Hitch shared his own initial reaction to the film as an eight-year-old boy, a rather common one among kids who saw the movie upon original release: he borrowed his sister's red nightie and knickers to play Superman, believing that a man (and/or a little boy dressed appropriately) could fly.

Said Hitch, via a transcript at Comic Book Resources:



Richard Donner is to blame because he made me believe. I had watched a familiar story unfold, as Jor-El sent his only son to Earth to be a force for good, to show us 'the way.' I'd been brought up a strict Catholic, an altar boy, a future priest and the Messianic elements were clear and recognizable. If there was to be a modern Jesus, my eight-year-old self reasoned, he was surely to be dressed in red and blue, always tell the truth, fight for truth, justice and the American Way and have a thing for Lois Lane's pink panties.
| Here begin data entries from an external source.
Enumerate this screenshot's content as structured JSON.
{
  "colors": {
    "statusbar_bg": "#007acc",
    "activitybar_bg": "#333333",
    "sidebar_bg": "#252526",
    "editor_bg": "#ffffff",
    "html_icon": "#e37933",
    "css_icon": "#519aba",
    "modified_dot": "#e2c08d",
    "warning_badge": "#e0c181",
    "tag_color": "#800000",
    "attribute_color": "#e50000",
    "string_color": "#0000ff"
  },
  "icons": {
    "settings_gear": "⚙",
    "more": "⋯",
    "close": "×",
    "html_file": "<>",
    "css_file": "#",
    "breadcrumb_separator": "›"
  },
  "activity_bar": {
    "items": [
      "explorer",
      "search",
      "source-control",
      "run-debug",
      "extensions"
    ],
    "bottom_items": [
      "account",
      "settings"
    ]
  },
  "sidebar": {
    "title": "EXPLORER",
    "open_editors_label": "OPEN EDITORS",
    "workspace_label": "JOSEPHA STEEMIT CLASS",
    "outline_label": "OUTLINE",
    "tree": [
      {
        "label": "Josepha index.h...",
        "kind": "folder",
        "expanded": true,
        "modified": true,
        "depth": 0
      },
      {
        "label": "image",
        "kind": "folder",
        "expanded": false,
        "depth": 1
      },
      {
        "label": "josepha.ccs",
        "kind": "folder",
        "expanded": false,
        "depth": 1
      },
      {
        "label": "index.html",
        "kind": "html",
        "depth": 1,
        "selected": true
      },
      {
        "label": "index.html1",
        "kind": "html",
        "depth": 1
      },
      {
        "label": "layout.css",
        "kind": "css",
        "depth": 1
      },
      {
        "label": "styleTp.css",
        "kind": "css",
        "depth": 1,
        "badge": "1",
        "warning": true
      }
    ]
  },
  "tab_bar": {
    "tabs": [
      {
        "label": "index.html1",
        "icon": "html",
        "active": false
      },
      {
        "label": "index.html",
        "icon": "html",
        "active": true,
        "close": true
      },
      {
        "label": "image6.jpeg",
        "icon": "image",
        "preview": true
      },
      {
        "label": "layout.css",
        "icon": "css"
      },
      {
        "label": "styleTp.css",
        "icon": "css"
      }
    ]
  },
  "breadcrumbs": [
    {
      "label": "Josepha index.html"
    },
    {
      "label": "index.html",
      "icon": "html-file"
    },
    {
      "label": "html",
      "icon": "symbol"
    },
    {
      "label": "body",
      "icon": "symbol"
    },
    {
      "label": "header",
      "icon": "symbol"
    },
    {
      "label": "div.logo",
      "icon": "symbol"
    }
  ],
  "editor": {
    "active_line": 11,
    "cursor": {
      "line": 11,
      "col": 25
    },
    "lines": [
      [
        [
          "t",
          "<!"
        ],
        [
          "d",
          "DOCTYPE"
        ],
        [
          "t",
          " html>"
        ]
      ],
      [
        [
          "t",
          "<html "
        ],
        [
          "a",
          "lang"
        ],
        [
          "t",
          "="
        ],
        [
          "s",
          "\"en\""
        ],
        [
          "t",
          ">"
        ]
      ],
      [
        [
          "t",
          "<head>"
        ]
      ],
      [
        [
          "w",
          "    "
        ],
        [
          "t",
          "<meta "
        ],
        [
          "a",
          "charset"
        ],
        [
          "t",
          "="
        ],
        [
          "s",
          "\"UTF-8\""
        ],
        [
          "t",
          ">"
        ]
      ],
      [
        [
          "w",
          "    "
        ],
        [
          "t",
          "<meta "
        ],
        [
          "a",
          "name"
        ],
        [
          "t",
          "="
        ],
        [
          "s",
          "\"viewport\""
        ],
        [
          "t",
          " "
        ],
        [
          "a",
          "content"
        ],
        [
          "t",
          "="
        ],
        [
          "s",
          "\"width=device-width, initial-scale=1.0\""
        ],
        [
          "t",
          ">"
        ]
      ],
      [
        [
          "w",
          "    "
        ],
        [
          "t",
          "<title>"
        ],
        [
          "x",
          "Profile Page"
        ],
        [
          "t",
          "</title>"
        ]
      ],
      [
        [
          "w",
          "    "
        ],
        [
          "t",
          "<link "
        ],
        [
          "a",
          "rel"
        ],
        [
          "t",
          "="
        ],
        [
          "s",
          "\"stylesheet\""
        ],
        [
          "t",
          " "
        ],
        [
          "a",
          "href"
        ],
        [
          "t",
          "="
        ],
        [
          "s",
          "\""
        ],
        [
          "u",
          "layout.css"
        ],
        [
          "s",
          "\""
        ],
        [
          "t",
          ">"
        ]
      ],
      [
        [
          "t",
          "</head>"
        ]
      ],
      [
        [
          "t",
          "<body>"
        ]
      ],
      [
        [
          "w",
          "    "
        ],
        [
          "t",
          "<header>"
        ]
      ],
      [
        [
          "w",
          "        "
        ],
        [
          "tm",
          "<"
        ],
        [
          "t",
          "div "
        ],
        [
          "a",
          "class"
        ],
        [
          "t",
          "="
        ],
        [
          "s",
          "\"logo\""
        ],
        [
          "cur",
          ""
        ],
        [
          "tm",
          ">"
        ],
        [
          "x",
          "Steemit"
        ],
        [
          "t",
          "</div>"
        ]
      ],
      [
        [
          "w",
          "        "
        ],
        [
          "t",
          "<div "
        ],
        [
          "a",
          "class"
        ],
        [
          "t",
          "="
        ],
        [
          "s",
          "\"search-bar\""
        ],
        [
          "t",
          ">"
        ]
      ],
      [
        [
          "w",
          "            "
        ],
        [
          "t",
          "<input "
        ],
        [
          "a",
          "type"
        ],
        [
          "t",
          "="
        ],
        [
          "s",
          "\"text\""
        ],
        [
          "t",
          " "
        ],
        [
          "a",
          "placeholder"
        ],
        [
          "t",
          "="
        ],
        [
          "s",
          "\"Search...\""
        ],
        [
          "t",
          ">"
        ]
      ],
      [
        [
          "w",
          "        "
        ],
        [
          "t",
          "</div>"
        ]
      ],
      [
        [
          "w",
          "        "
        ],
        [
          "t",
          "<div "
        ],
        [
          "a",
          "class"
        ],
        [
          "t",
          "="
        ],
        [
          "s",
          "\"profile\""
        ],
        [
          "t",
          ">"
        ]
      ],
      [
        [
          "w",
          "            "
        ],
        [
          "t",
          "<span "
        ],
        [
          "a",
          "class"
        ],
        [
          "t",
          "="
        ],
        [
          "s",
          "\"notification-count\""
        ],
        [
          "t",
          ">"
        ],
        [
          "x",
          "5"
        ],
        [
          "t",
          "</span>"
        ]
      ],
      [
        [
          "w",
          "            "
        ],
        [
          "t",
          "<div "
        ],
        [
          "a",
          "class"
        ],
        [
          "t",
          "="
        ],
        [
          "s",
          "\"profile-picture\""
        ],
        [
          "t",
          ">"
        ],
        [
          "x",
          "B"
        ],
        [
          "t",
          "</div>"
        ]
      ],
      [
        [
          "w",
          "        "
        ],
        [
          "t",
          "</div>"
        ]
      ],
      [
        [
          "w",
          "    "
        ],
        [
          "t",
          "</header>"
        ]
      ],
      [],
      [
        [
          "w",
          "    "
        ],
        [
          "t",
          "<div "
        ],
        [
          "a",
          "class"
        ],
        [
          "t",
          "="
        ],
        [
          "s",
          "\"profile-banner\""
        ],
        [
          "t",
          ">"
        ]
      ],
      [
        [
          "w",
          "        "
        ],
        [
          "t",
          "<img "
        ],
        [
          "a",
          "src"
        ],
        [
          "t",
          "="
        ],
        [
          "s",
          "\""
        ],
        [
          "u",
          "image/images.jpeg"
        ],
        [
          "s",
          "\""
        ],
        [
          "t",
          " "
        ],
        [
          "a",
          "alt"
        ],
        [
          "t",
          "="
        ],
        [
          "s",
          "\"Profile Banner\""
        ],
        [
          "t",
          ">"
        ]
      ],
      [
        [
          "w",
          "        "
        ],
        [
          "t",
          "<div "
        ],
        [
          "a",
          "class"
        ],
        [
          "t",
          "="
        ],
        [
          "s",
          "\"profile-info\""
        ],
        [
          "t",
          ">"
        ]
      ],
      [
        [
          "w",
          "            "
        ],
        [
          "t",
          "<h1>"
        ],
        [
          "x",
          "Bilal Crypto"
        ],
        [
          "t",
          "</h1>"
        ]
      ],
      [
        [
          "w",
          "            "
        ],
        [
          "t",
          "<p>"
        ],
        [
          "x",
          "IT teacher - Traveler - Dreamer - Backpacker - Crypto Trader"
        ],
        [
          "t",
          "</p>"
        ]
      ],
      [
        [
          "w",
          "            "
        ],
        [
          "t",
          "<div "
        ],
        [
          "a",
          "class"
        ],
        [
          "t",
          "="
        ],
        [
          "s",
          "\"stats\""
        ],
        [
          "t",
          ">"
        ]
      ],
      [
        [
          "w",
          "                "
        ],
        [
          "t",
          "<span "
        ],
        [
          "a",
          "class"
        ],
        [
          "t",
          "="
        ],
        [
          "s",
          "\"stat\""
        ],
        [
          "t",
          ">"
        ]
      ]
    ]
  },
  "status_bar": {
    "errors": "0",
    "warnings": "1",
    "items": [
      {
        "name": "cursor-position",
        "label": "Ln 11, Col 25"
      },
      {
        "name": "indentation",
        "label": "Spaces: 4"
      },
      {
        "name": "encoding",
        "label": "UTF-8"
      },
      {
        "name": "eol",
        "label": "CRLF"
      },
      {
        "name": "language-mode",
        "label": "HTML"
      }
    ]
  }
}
Hitch discussed the long and often troubled development of the film, mentioning the many actors briefly considered before Christopher Reeve, including Al Pacino, Clint Eastwood, Dustin Hoffman, Muhammad Ali, Nick Nolte, Neal Adams (!) and Christopher Walken (I would love to see some of those movies, which no doubt exist on parallel earths or Elseworlds or The Sandman's DVD collection) and other directors considered, like Steven Spielberg, George Lucas, Francis Ford Coppola and William Friedkin.

Hitch also emphasized that this was the film that not only instilled his love of superheroes and the medium they originated in, but also informed his choice to make a career out of drawing them, and the way he went about drawing them:

Comics were my underage drug of choice, my habit and right next door to the cinema was a newsagent that sold them. I could roll out of Superman and grab a handful of comics on the way home if I'd moaned at my mum long enough for an extra thirty-six pee. But as taht love of Superheroes was taking hold, Superman the movie came and made them real. I've been drawing comics for a quarter of a centruy and this movie is the DNA of that career. Not just as a choice but in how I approach it. I've had labels such as "cinematic" or "wiedescreen" given to my work in past years and if such labels fit it's because I learned them here first.


Hitch earned those labels on the works he's now best-known for, a 12-issue run on The Authority with writer Warren Ellis and two volumes of The Ultimates with Mark Millar for Marvel Comics, the latter of which, interestingly enough, seems to be heavily informing one of the biggest and most heavily-anticipated superhero movies this year, The Avengers.


Despite his love for the character, Hitch has had relatively few chances to draw the adventures of the Man of Steel. He illustrated an Adventures of Superman annual in 1991, collaborated with Mark Waid on the 2000 original graphic novel JLA: Heaven's Ladder, which prominently featured Superman, and he had a short and troubled run as the artist on Waid's 2000-2001 JLA run, handling the covers and interior art for parts of several story arcs.